Index returns all results for specific queries


#1

Hey all,

I’m getting some really weird results when searching documents. It
seems to be somehow related to the document format I’m using.

I wrote a small script to replicate it:

################
#!/usr/bin/ruby

require ‘rubygems’
require ‘ferret’
include Ferret
index = Index::Index.new(:path => ‘/tmp/fooindex’, :key => :id)

dummy data

index << {:visibility=>“private”, :type=>“media”, :title=>“example
title”, :owner=>“user/3003”, :author=>“user/3003”,
:description=>“description example”, :id=>“user/3003/media/1”}
index << {:visibility=>“private”, :type=>“media”, :title=>“a new
title”, :owner=>“user/3003”, :author=>“user/3003”, :description=>“more
foo desc”, :id=>“user/3003/media/2”}
index << {:visibility=>“private”, :type=>“media”, :title=>“random
title”, :owner=>“user/3003”, :author=>“user/3003”,
:description=>“random description”, :id=>“user/3003/media/4”}
index << {:visibility=>“private”, :type=>“media”, :title=>“random
title”, :owner=>“user/3003”, :author=>“user/3003”,
:description=>“random description”, :id=>“user/3003/media/5”}

index.search_each(ARGV.shift) { |doc, score|
puts index[doc].load.inspect
}
################

The following queries are returning all the results currently in the
index:

$ ruby script.rb “title:me”
{:author=>“user/3003”, :description=>“description example”,
:visibility=>“private”, :id=>“user/3003/media/1”, :title=>“example
title”, :type=>“media”, :owner=>“user/3003”}
… (remaining results)

$ ruby script.rb “title:my”
(same as above)

And weird enough, the following

$ ruby script.rb “title:mo”

Won’t return anything. There’s more variants to that, but I think you
get my meaning.

The following works properly:

$ ruby script.rb “title:random”
(returns the two results that contain “random” in the title, which is
what is supposed to be)

Is there something I’m missing? It doesn’t seem to make sense to me
that those queries above should return all the results in the index,
specially considering they don’t actually match anything.
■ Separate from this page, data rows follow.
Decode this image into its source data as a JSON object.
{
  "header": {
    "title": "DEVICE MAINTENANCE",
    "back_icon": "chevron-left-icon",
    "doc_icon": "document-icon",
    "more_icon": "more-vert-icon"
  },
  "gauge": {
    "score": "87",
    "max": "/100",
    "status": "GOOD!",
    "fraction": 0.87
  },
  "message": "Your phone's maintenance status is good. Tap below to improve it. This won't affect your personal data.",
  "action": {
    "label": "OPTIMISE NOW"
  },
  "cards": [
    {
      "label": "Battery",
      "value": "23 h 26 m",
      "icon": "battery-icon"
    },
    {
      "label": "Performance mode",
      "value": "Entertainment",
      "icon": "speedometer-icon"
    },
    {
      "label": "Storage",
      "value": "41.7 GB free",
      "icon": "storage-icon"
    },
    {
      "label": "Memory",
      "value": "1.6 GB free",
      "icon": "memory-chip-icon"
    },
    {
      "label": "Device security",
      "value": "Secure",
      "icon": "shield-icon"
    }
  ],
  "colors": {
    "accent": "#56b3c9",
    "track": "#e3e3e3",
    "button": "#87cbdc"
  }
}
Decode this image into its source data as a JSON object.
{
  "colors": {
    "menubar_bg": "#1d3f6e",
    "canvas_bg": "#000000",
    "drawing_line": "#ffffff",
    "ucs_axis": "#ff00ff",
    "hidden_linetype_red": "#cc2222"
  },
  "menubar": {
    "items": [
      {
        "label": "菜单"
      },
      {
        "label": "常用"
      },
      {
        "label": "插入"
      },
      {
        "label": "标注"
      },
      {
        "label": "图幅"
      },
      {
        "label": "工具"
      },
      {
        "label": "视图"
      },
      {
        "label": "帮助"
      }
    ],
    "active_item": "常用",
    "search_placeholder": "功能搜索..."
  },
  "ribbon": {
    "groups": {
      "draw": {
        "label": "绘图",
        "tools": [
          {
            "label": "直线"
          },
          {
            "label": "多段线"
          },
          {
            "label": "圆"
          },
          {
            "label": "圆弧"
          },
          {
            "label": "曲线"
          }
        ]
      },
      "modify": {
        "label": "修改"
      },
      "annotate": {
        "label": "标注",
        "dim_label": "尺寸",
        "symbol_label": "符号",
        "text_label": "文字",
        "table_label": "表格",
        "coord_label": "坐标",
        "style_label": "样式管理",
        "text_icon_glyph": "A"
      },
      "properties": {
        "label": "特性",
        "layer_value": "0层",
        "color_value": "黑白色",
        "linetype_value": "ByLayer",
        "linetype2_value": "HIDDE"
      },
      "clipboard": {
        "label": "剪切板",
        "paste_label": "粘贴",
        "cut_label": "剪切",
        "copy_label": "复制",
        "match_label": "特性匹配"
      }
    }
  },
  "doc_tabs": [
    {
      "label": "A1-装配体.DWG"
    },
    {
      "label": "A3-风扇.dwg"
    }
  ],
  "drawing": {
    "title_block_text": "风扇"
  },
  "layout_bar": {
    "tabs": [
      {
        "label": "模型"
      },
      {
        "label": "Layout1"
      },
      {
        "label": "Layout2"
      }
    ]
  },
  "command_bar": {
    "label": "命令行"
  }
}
Any help is appreciated. Thanks.


#2

On 3/13/07, Julio Cesar O. removed_email_address@domain.invalid wrote:

require ‘rubygems’
foo desc", :id=>“user/3003/media/2”}
################
Thanks for including the script. It makes my job much easier. :slight_smile:

And weird enough, the following

$ ruby script.rb “title:mo”

Won’t return anything. There’s more variants to that, but I think you
get my meaning.

The problem is that ‘me’ and ‘my’ are stop words. When they get
removed the query becomes ‘title:’ which is invalid. By default Ferret
catches query parse exceptions and attempts to parse the query as a
simple boolean term query, removing all special characters, so this
query then becomes ‘title’. Since title can be found in the title
field for all documents, all documents are returned. So I don’t think
this is a bug but it is definitely undesired behaviour. I’ll try and
think of a better way to parse this.

In the mean time, you may want to think about changing the stopword
list or removing stopwords all together to prevent this problem from
occurring.


#3

Thanks David,

I instanced a StandardAnalyzer and passed an empty array for stop
words, and it did the trick.

If anyone wants to comment on what I’m losing by doing this, It would
be really nice.